Она выглядела уже не такой напряженной. Может быть, из-за того, что была на своей территории.
— Это случилось в кабинете. Раньше он принадлежал отцу, потом мама стала решать дела там. Полиция сказала, все можно убрать, и, — тут она остановилась и глубоко вздохнула, точно воздух закончился на середине фразы, — и ковер уже вынесли. Но больше мы ничего не трогали. Мама тоже туда не заходит, предпочитает все делать в офисе.

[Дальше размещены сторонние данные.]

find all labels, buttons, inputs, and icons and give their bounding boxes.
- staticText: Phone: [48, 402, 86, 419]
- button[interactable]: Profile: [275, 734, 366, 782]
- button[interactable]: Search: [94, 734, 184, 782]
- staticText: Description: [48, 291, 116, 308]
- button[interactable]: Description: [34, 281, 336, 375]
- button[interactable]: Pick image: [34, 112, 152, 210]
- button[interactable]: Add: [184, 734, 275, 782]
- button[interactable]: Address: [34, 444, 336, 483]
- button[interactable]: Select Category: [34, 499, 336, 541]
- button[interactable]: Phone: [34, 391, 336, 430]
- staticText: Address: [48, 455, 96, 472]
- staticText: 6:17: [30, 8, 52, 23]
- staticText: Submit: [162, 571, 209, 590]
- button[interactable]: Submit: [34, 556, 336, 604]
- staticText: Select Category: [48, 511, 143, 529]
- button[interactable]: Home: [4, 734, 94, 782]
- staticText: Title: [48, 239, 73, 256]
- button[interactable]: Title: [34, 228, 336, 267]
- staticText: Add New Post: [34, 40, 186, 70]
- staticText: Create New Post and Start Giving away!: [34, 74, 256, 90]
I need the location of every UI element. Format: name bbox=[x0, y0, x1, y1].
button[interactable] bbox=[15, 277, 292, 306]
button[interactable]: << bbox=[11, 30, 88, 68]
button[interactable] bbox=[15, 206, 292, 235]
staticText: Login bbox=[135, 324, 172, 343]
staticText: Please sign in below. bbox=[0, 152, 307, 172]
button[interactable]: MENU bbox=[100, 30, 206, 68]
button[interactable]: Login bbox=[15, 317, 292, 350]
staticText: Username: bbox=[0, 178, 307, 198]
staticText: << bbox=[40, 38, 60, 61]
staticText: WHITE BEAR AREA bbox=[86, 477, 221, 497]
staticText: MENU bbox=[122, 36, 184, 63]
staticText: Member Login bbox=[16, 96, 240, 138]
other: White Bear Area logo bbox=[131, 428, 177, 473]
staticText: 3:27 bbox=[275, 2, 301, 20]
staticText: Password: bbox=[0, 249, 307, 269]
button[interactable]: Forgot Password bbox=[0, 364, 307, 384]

Кабинет не казался комнатой, которую завели потому, что в каждом доме, стоящем больше миллиона, должен быть кабинет. Здесь действительно работали.
— Чего-нибудь не хватает? Вещи не на своем месте? — спросил я Элиану.
— Нет, — она осмотрелась и подошла к столу. Подняла лежащую изображением вниз фотографию в серебряной рамке. — Наверное, упала, когда все случилось.
Я подошел поближе, чтобы взглянуть. На черно-белом фото стояла счастливая семья. Маленькая девочка в оборках и бантах — Элиана, младенец Оскар на руках у молодой миссис Голдберг, мужчина в форме — покойный мистер Голдберг.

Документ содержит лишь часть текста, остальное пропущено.